Tuesday, December 12th, 2023

Even if it looks like I’m not doing anything, that is not completely true. I’m still figuring out various bits of the engine, trying to make a whole picture of its workings. In either case, here’s a bit more of documentation.

Models seem to come in two flavours, distinguished by the first 4 bytes: MIRT (common format) and 8XOV (used in about a dozen of files; the format is almost the same but texture-related fields are absent). Animation files also use the same IDs but with a different format and there 8XOV files are more common than MIRT ones.

Each MDL file begins with the following header:

  • 4 bytes—ID (MIRT/8XOV);
  • 32-bit int—header size;
  • 32-bit int—model ID;
  • 16 bytes—ASCIIZ model name;
  • 32-bit int—number of meshes in the file;
  • 32-bit int—number of textures in the file (MIRT only);
  • 32-bit int—unknown;
  • 1024 bytes—palette in ABGR format;
  • 32-bit int—offset to texture data (MIRT only);
  • Nx32-bit ints—offsets to the each mesh data.

Mesh data has the following header:

  • 16-byte ASCIIZ part name;
  • 20×32-bit floats—unknown;
  • 32-bit int—number of vertices;
  • 32-bit int—number of texture vertices;
  • 32-bit int—number of triangles;
  • 32-bit int—offset to the vertices data (from the mesh data start, should be 0x7C);
  • 32-bit int—offset to the texture vertices data;
  • 32-bit int—offset to the face (triangle) data;
  • 32-bit int—offset to some unknown data.

Vertices data are triplets of 32-bit floats. Texture vertices are pairs of 32-bit floats. Face data consists of a triplet of 32-bit ints with vertex indices, a triplet of 32-bit texture vertex indices, a 32-bit int texture number and a triplet of 32-bit floats with unknown values. Unknown data consists of quads of signed 32-bit integers (with the same number as the vertices) where the last element seems to be always zero.

Texture data is stored in the following format: first there is an array of 32-bit ints with an offset to the start of each texture (e.g. for single texture this offset will be 4), followed by texture header (32-bit float texture width, 32-bit float texture height, 32-bit int width power of two factor, 32-bit int height power of two factor, 32-bit int width mask and 32-bit int height mask) and texture data (palette indices for each pixel) for each of the textures.
E.g. for 128×64 texture the header values will be 128.0, 64.0, 7, 6, 127, 63.

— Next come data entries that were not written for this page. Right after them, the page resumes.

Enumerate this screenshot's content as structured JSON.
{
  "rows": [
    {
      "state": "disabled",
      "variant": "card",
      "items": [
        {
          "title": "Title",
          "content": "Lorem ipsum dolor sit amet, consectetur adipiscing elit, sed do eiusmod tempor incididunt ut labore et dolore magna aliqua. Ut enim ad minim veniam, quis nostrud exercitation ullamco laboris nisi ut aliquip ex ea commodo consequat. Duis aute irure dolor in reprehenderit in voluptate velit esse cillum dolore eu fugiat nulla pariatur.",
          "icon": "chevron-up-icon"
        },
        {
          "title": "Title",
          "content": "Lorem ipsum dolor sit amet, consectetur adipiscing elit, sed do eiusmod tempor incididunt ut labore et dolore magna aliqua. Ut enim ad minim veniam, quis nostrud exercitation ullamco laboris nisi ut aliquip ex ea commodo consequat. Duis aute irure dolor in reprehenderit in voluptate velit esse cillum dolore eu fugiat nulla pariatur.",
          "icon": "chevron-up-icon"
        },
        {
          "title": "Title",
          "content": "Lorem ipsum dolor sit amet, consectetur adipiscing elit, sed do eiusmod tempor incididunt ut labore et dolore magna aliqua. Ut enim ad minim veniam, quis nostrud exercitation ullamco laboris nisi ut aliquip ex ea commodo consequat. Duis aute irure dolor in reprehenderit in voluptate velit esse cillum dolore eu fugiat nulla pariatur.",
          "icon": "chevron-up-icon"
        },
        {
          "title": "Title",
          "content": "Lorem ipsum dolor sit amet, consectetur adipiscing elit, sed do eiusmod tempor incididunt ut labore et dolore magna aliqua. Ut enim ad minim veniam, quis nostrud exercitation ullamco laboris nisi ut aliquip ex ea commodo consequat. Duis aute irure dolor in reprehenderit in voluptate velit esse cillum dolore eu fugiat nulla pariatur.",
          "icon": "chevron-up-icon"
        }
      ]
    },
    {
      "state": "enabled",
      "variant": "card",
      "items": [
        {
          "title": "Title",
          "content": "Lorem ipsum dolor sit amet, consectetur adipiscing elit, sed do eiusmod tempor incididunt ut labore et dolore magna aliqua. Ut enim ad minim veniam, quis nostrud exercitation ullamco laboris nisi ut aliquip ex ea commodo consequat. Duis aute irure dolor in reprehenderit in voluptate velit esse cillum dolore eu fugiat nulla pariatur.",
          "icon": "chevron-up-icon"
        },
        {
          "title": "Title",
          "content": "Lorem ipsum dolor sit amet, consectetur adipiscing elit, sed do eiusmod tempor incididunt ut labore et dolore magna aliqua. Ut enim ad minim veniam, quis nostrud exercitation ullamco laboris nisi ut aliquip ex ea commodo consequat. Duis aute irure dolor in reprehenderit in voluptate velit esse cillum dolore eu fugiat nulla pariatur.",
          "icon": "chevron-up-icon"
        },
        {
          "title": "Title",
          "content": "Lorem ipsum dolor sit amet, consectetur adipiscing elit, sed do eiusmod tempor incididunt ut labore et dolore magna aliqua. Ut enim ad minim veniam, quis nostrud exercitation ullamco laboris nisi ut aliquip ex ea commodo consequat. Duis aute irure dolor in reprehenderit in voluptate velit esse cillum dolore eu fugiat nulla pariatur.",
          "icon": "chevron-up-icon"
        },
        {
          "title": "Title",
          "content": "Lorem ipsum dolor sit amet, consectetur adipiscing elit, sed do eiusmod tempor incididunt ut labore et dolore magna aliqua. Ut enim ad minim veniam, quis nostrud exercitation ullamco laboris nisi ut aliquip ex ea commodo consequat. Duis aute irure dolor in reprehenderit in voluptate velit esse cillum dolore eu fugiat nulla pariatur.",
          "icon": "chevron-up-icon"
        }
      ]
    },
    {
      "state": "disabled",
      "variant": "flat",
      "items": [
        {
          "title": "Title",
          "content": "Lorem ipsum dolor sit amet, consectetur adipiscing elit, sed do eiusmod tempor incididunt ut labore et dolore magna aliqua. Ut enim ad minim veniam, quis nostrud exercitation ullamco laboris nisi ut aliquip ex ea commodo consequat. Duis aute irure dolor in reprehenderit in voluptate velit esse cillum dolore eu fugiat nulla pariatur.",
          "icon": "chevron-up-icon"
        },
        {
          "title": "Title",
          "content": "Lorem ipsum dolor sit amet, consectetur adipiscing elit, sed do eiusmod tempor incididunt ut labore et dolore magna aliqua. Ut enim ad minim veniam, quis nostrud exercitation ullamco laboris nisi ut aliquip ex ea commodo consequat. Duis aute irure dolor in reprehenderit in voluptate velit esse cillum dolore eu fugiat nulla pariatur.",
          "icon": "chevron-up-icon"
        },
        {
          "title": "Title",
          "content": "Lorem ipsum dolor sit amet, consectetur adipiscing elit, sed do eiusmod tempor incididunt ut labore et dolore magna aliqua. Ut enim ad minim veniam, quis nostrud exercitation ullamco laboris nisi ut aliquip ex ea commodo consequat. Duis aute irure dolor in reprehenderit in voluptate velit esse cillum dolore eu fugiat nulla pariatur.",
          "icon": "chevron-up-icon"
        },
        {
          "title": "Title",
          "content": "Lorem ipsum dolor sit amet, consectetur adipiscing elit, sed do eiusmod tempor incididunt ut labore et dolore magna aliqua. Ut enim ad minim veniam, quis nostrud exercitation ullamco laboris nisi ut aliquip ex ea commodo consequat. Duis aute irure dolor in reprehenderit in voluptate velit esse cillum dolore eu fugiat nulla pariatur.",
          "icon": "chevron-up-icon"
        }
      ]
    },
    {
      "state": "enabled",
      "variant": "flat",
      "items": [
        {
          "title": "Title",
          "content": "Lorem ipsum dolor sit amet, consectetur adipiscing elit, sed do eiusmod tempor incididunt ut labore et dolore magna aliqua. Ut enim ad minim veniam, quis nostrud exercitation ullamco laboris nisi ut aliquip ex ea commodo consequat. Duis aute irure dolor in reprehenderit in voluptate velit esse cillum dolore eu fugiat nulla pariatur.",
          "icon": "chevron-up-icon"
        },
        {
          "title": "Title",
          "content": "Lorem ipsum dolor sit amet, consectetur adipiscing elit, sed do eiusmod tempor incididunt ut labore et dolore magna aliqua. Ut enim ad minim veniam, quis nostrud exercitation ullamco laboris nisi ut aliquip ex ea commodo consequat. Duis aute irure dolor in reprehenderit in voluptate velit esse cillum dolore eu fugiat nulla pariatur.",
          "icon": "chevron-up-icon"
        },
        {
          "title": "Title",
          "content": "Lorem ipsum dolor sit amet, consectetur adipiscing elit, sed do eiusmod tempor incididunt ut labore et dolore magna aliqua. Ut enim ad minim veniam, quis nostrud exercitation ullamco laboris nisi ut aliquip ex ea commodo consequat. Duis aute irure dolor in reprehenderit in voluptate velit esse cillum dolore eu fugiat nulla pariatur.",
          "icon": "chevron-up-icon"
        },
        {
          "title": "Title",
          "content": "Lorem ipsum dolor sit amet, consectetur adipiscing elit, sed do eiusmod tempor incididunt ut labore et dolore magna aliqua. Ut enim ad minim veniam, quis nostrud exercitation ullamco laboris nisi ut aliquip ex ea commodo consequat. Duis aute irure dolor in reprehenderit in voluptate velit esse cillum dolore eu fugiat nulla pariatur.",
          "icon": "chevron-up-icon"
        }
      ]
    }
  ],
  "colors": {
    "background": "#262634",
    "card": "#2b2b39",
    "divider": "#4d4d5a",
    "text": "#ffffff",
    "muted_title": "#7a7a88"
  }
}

While I’m yet to render it myself, I’ve written a small tool to covert data into Wavefront .obj format that various 3D viewers understand. Here’s a rendered part of 063.MDL as an example:

Beside the head, the model file also contains meshes for: body, tail, up and lower arms (both right and left), hands, shins, feet—13 objects in total. All using parts of the same 512×256 texture.

Another fun FFork

Friday, December 8th, 2023

So apparently Paul B. Mahol had enough and finally split off (considering how his previous claims were usually not followed by immediate actions, I decided to wait for a day to make sure it’s different this time—and it is).

The most curious thing is his friend Nicolas not calling him a Libav spy despite his background and recent commits in librempeg resembling what Libav did back in the day. Maybe he really has a soft spot for Paul.

In either case I wish Paul to achieve his goals unhindered and more developers to follow his example. You don’t have to stick somewhere suffering just because you see no alternative—sometimes it is easy enough to create your own (the statement does not apply to masochists and people doing paid work).